By the beginning of the 20th century, any localism or parochial mystique was created artificially, for example, Kandinsky’s retreat to Murnau. The attraction of the great capitals was so immense that some artists felt they had to secede from it, to rediscover the meanings that might be possible in other places. They tried to make their art resemble the local produce that was special and unique. The problem was that, by then, more and more local produce was grown to supply distantconsumers. Through resistance, they proved that there was no more local produce, or at least, that local produce existed only by means of the historically changed relation of the place it came from to the centre to which it was more and more inevitably sent. “Authentic” was a word most often seen stamped on packaging.

Yediler’s wood sculptures are mostly of fragments of old statues, enlarged many times over their original size. The fragments depict key elements of the religious iconography of the original figure. The gigantic shard makes the viewer imagine the huge statue that once apparently existed. Yet, at the same time, we suspect that the huge sculpture is a figment of Yediler’s imagination, or even of his strategy. We sense that Yediler is doing something many artists do when they want to detach something from ist original context – they change the scale, the material or the colour, and Yediler does all three things. This approach is critical and intellectual, it thinks about history when it creates an experience of a figure far bigger than the spectator is. In his imagination, the spectator shrinks himself in relation to the size of the big hand or foot; he becomes very small. This play with human scale suggests a form to the historical movements that have taken place between the imaginary moment of the destruction of the original sculpture and the moment the person sees the fragment in the gallery or museum, now. Have we gotten smaller? Has history done something to us? Or, more soberly, has sculpture gotten smaller through time, why is that? How did we get so far from these huge icons, and what smashed them into pieces? Whatever it was, it was cataclysmic, and it seems that the fragments have been scattered far and wide, since we can see only one piece of the original figure. If they were nearby, wouldn’t they have been gathered together for display? The big pieces of wood have been flung out over the horizon, out of the forest where they might have been first made.

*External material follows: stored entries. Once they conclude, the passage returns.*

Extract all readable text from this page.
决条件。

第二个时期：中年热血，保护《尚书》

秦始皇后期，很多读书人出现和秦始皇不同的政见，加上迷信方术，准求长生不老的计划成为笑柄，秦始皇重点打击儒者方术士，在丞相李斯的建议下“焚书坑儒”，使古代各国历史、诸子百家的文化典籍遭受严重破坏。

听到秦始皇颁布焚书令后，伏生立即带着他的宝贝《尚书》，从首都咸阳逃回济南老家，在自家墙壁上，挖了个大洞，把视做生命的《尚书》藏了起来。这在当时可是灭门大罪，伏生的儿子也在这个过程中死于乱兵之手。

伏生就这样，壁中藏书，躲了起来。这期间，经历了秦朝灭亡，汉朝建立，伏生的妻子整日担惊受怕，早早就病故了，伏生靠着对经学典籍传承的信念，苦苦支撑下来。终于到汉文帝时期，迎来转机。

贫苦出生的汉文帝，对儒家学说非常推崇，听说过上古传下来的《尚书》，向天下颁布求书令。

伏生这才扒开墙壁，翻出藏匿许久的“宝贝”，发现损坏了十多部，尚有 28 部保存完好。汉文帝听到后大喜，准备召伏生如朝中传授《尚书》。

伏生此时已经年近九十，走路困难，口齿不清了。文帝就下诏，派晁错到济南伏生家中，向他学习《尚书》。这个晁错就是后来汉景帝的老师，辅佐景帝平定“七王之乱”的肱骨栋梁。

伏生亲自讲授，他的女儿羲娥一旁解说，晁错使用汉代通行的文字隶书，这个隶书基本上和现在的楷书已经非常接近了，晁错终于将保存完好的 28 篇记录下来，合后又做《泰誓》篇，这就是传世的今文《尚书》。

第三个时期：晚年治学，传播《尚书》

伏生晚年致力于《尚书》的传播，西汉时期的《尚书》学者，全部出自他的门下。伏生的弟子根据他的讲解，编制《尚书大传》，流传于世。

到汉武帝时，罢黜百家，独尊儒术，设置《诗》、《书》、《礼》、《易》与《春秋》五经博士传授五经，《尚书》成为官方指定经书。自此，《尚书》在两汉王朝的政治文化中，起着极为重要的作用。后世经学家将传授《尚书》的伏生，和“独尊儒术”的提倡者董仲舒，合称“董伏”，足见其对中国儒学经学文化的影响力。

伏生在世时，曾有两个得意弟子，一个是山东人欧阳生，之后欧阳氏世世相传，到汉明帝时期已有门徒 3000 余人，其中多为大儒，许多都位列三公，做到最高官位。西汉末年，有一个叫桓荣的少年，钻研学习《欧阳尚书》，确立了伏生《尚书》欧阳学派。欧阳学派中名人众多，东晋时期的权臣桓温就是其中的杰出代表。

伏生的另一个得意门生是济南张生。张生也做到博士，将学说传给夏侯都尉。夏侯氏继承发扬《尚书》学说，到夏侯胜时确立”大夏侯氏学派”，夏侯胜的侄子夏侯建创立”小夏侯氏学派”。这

They are not at home where we see them, even if we might recognize the symbol as one from close by, from somewhere within Christendom. They are not at home, they are not connected to our experience of our own place, to our roots in where we come from. In the German context, the identification of the authentic with the local is a strong one, and much has been made of it in the passing century. Its legacy of “German ontology” is itself now a universal intellectual value, or at least an international subject of dispute and analysis.

There is a phobia about this ontology in German art, and artists like Anselm Kiefer have revealed that fear in the process of scaring themselves with the impressive things that can come out of it. That recreated the allure of German culture and its “world-historical identity” at the end of the period of Reconstruction. At the same time, many other German artists have refused the language of fundamental ontology, in favour of skepticism or irony. This position is also German in that it is also cosmopolitan, a product of the great 20th century city-cultures of Berlin, Frankfurt or Cologne. This cosmopolitanism is still being discovered as a particularly “German” quality, since it is the outcome of the mingling of native with foreign impulses.

Yediler’s sculpture is foreign in this way, and so at the same time, native, German.